I’m impressed that Obelisk incorporates §5.2 Simulated Annealing Model into the “sky” model variant of mean field theory (MFT) for opinion dynamics. Simulated annealing is how the molecules in slowly cooled ice are able to optimally pack themselves based of small localized gradients allowed because the global temperature gradient is slow. Whereas, if ice is cooled too fast, cracks develop because the molecules weren’t given sufficient time to experiment on random gradients to self-organize the optimal packing.

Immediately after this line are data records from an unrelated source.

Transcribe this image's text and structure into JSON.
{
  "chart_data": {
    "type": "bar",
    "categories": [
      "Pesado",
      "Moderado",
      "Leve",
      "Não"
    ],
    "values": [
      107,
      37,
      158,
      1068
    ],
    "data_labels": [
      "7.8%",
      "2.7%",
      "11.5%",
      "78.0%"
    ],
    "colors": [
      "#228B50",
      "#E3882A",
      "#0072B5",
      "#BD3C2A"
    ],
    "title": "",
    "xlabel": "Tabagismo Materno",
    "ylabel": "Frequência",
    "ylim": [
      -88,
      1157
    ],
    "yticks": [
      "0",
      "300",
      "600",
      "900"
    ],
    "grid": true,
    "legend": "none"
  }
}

As Fig. 3 on pg. 10 shows:
The simulated annealing by itself converges too slowly because it is oscillating too much between trial gradients, but when combined in the “sky” model with the more aggressive §5.1 Majority Rule Model (which doesn’t always converge by itself because it’s too aggressive and over-commits thus getting stuck as shown above), the convergence is more optimal as shown above.
No Instant Confirmations
The downside of Obelisk is that consensus convergence requires 10+ rounds. Presumably each round will consume “a few seconds”.
Also I have not reviewed their scalability plans such as sharding if any. But I didn’t also for DFINITY. Nevertheless the slow confirmations remain regardless of any orthogonal work on scalability.

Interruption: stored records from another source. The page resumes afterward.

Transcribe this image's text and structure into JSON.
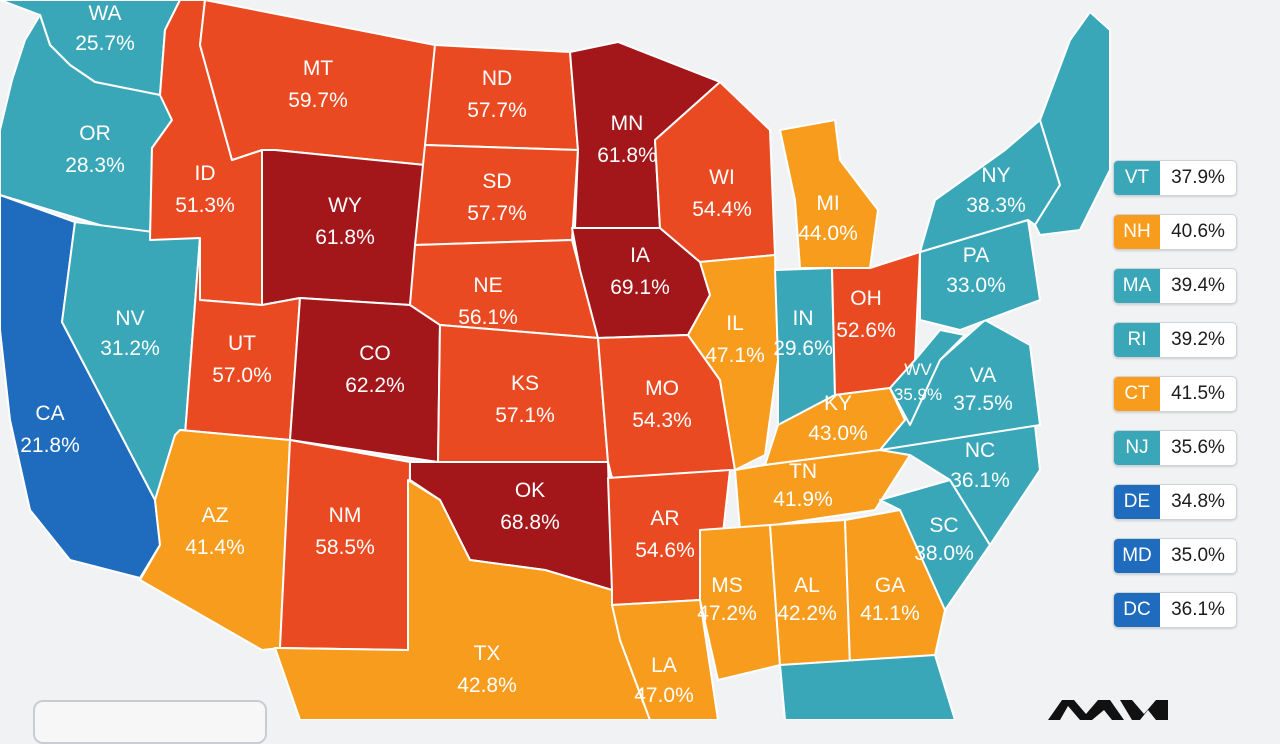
{
  "colors": {
    "dark_red": "#a3161a",
    "red_orange": "#ea4a22",
    "orange": "#f89c1e",
    "teal": "#3aa7b9",
    "blue": "#1f6bbd"
  },
  "states": [
    {
      "code": "WA",
      "value": "25.7%",
      "color": "#3aa7b9"
    },
    {
      "code": "OR",
      "value": "28.3%",
      "color": "#3aa7b9"
    },
    {
      "code": "CA",
      "value": "21.8%",
      "color": "#1f6bbd"
    },
    {
      "code": "NV",
      "value": "31.2%",
      "color": "#3aa7b9"
    },
    {
      "code": "ID",
      "value": "51.3%",
      "color": "#ea4a22"
    },
    {
      "code": "MT",
      "value": "59.7%",
      "color": "#ea4a22"
    },
    {
      "code": "WY",
      "value": "61.8%",
      "color": "#a3161a"
    },
    {
      "code": "UT",
      "value": "57.0%",
      "color": "#ea4a22"
    },
    {
      "code": "CO",
      "value": "62.2%",
      "color": "#a3161a"
    },
    {
      "code": "AZ",
      "value": "41.4%",
      "color": "#f89c1e"
    },
    {
      "code": "NM",
      "value": "58.5%",
      "color": "#ea4a22"
    },
    {
      "code": "ND",
      "value": "57.7%",
      "color": "#ea4a22"
    },
    {
      "code": "SD",
      "value": "57.7%",
      "color": "#ea4a22"
    },
    {
      "code": "NE",
      "value": "56.1%",
      "color": "#ea4a22"
    },
    {
      "code": "KS",
      "value": "57.1%",
      "color": "#ea4a22"
    },
    {
      "code": "OK",
      "value": "68.8%",
      "color": "#a3161a"
    },
    {
      "code": "TX",
      "value": "42.8%",
      "color": "#f89c1e"
    },
    {
      "code": "MN",
      "value": "61.8%",
      "color": "#a3161a"
    },
    {
      "code": "IA",
      "value": "69.1%",
      "color": "#a3161a"
    },
    {
      "code": "MO",
      "value": "54.3%",
      "color": "#ea4a22"
    },
    {
      "code": "AR",
      "value": "54.6%",
      "color": "#ea4a22"
    },
    {
      "code": "LA",
      "value": "47.0%",
      "color": "#f89c1e"
    },
    {
      "code": "WI",
      "value": "54.4%",
      "color": "#ea4a22"
    },
    {
      "code": "IL",
      "value": "47.1%",
      "color": "#f89c1e"
    },
    {
      "code": "MI",
      "value": "44.0%",
      "color": "#f89c1e"
    },
    {
      "code": "IN",
      "value": "29.6%",
      "color": "#3aa7b9"
    },
    {
      "code": "OH",
      "value": "52.6%",
      "color": "#ea4a22"
    },
    {
      "code": "KY",
      "value": "43.0%",
      "color": "#f89c1e"
    },
    {
      "code": "TN",
      "value": "41.9%",
      "color": "#f89c1e"
    },
    {
      "code": "MS",
      "value": "47.2%",
      "color": "#f89c1e"
    },
    {
      "code": "AL",
      "value": "42.2%",
      "color": "#f89c1e"
    },
    {
      "code": "GA",
      "value": "41.1%",
      "color": "#f89c1e"
    },
    {
      "code": "FL",
      "value": "",
      "color": "#3aa7b9"
    },
    {
      "code": "SC",
      "value": "38.0%",
      "color": "#3aa7b9"
    },
    {
      "code": "NC",
      "value": "36.1%",
      "color": "#3aa7b9"
    },
    {
      "code": "VA",
      "value": "37.5%",
      "color": "#3aa7b9"
    },
    {
      "code": "WV",
      "value": "35.9%",
      "color": "#3aa7b9"
    },
    {
      "code": "PA",
      "value": "33.0%",
      "color": "#3aa7b9"
    },
    {
      "code": "NY",
      "value": "38.3%",
      "color": "#3aa7b9"
    },
    {
      "code": "NE_REGION",
      "value": "",
      "color": "#3aa7b9"
    }
  ],
  "legend": [
    {
      "code": "VT",
      "value": "37.9%",
      "color": "#3aa7b9"
    },
    {
      "code": "NH",
      "value": "40.6%",
      "color": "#f89c1e"
    },
    {
      "code": "MA",
      "value": "39.4%",
      "color": "#3aa7b9"
    },
    {
      "code": "RI",
      "value": "39.2%",
      "color": "#3aa7b9"
    },
    {
      "code": "CT",
      "value": "41.5%",
      "color": "#f89c1e"
    },
    {
      "code": "NJ",
      "value": "35.6%",
      "color": "#3aa7b9"
    },
    {
      "code": "DE",
      "value": "34.8%",
      "color": "#1f6bbd"
    },
    {
      "code": "MD",
      "value": "35.0%",
      "color": "#1f6bbd"
    },
    {
      "code": "DC",
      "value": "36.1%",
      "color": "#1f6bbd"
    }
  ]
}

But I would rather have slower confirmations than the oligarchy clusterfucks of extant proof-of-stake systems!
Not Entirely Trustless
Analogous to Stellar SCP, there’s no explicit reward as an incentive mechanism to motivate nodes to be honest and make the wisest web-of-trust choices. However, unlike Stellar SCP unless they’re bribed by an adversary, the non-Byzantine nodes have the implicit incentive to not end up fooled and on the incorrect partial order. And unlike Stellar SCP, Obelisk nodes aren’t required to have their web-of-trust to encompass 80% of nodes, thus trust choices need not exceed the Dunbar limit. Nevertheless, non-Byzantine nodes remain vulnerable to transitivity in failures of web-of-trust.
Disclaimer
I haven’t verified the math, the mean field theory, nor the simulations cited in Skycoin’s whitepaper. It’s not beyond the boundaries of plausibility that it could all be a grand hoax. I’m becoming more suspicious the more I dig in Skycoin’s history. However, the whitepaper is listed on Professor Jiwu Shu’s website. But its so called claim development team is non-existent even though there’s real code and coding activity ongoing on Skycoin’s Github.
The linked webpages and whitepapers cited in this blog have been archived at archive.is and/or archive.org.